In the instant case although some of the claims of ineffective assistance of counsel can be answered based on an independent review of the record, others cannot be determined absent an evidentiary hearing. One such claim involves counsel’s failure to call an alibi witness. We could only speculate that perhaps she was unavailable or her testimony might not have been beneficial. It is not our role to speculate in order to determine the reasonableness of the alternative selected particularly where an evidentiary hearing could possibly elicit the reasons for counsel’s decisions. For this reason we vacate the judgment of sentence and remand the matter for an evidentiary hearing on the question of trial counsel’s ineffectiveness. If the hearing court finds that trial counsel was ineffective, a new trial should be awarded. If the court finds that trial counsel was not ineffective, the judgment of sentence is to be reinstated.

JONES, former C. J., did not participate in the decision of this case. MANDERINO, J., filed a dissenting opinion.
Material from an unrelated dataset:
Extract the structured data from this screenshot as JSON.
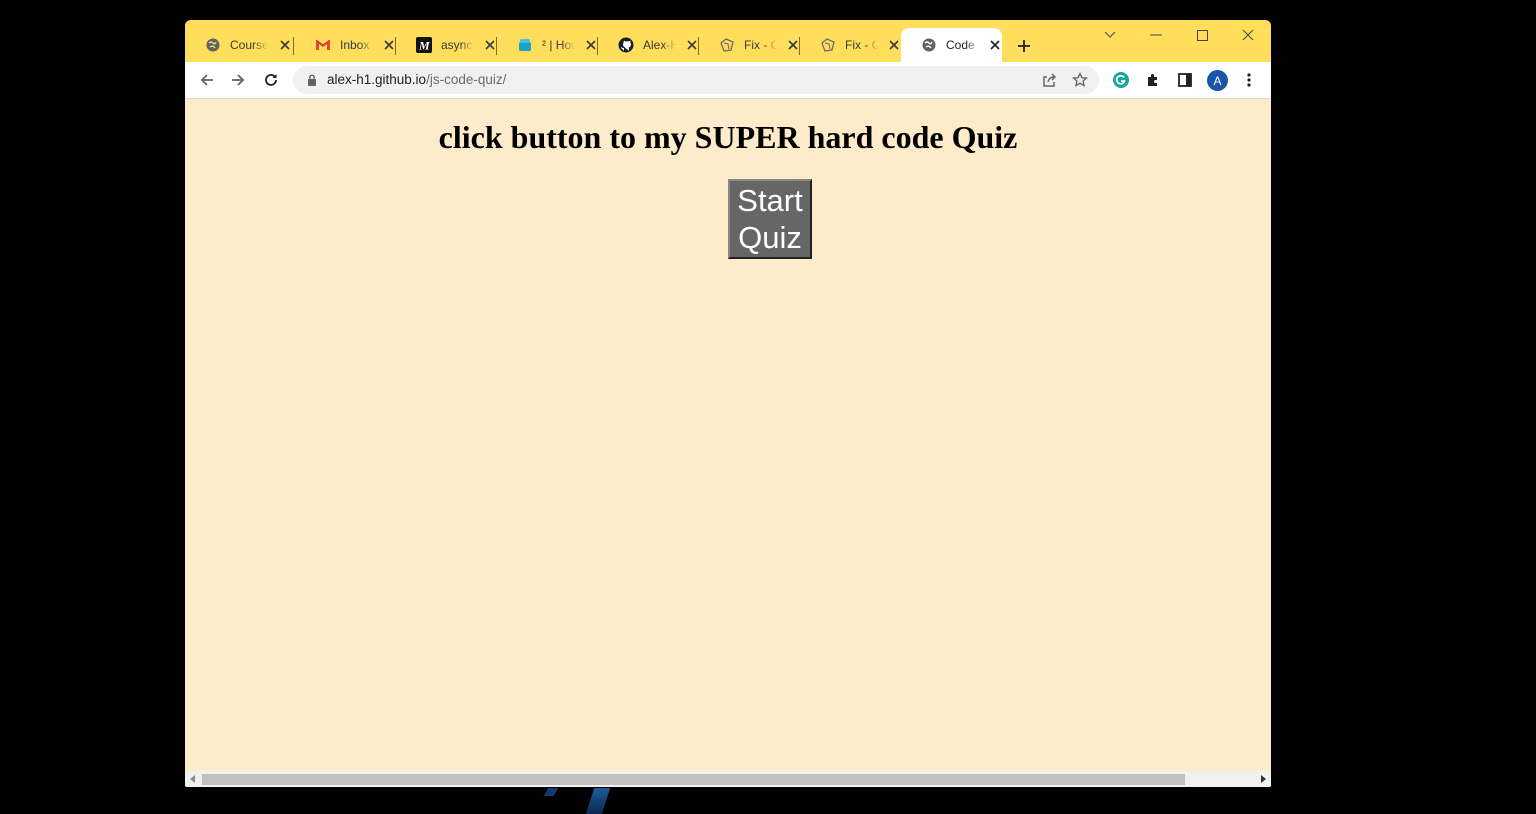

. The appellant was charged with violations of the pertinent sections of the Act of June 24, 1939, P.L. 872, § 101 et seq.; 18 P.S. 4101 et seq.

. The Commonwealth agreed that appellant was entitled to a direct appeal although the prescribed period for filing had expired.

. Although not raised, we have examined the sufficiency of the evidence to support the murder conviction and we are satisfied that it is sufficient. Act of February 15, 1870, P.L. 15, § 2, 19 P.S. § 1187 (1964).